Chapter Three provides a review of literature and provides the socioeconomic profile of the healthcare sector. Most studies say that the main reason for choosing the nursing profession is to serve humanity. There is the need for continuous training on the job to update one’s knowledge and become fluent in the new technology. The author reviewed the literature related to work conditions, recruitment, employment, and promotion policies, and opportunities for career advancement – indicating that the performance of nurses is not appraised properly.

Chapter Four presents the essence of the findings.
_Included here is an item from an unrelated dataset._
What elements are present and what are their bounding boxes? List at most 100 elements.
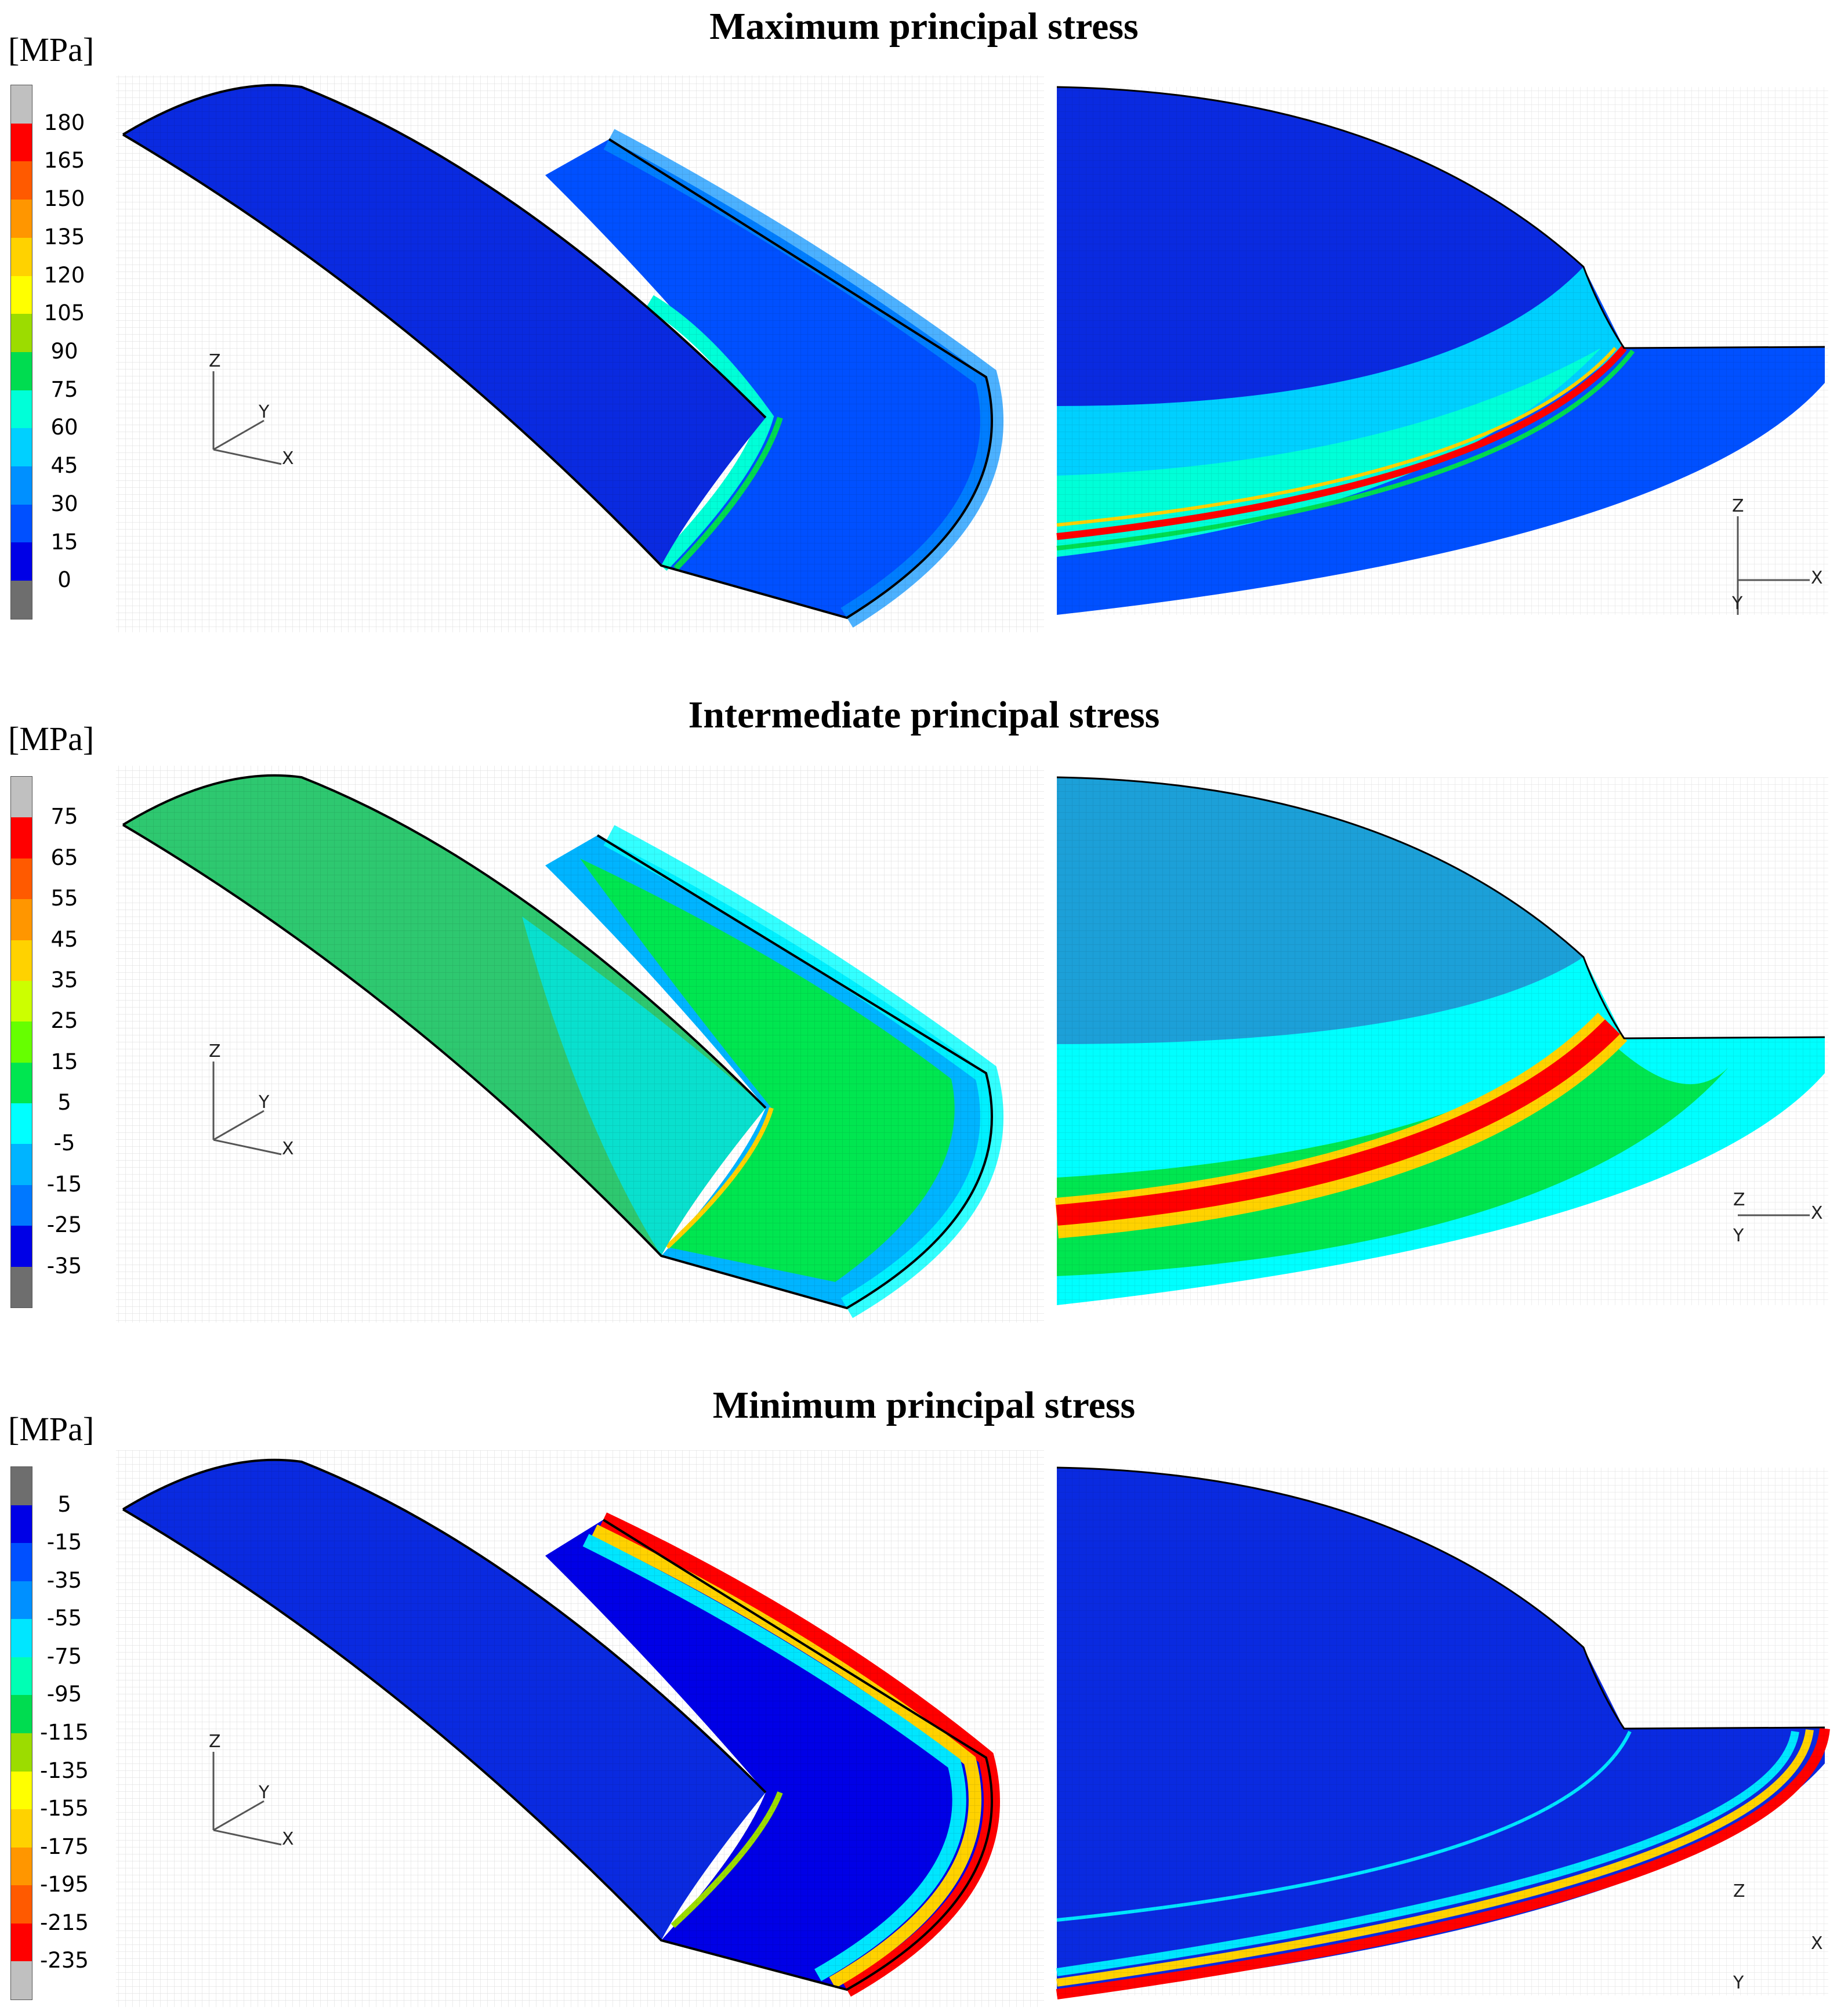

The demographic background of participants is shared to help us understand their socioeconomic profile. It is interesting to note that most of the participants employed in this profession are Maharashtrian locals. The author has explored the occupational backgrounds of the nurses’ families and the respondents’ savings. An important finding relates to the training received by the participants – 49% of them had not received training from a recognised institution and were employed in the private sector. The study highlights the experience, enrolment with professional bodies’, job-hopping of nurses for various reasons; it mentions the reasons for nurses joining the profession, as well as their regret at having joined it. Similarly, it explores why they would or would not recommend it for others.

Chapter Five looks at hte working conditions of nurses and the disparity in their wages. The author compares the wages of participants with those in other different sectors with the same years of experience. The gaps in social security are discussed. The study draws attention to certain occupational hazards, which provide more than enough research evidence for the need to ensure a safe working environment. The study presents evidence that an increasing number of students no longer find this profession lucrative. Further, they are not drawn by the prospect of seeking nursing jobs abroad, as jobs in other fields provide greater economical stability.

Chapter Six summarises the journey of the author as a researcher. Recommendations are provided which focus on dealing with issues related to this profession and ways to improve the working conditions so that qualified nurses are retained. The book includes the interview tool and a bibliography which is useful for those interested in further research.

This book can serve as a ready reference for nursing students, and those studying hospital administration and management. It will familiarise them with the problems and issues encountered by nurses, and give them a glimpse of the trends in their profession.

Prasad’s painstaking study of the socioeconomic status of nurses and her efforts to draw the authorities’ attention to their plight so as to bring them some relief are laudable. This is a book that all those connected with hospitals and nursing institutes should read. By bringing out the problems faced by nurses and their socioeconomic conditions, the book can sensitise people to care for those who care for them.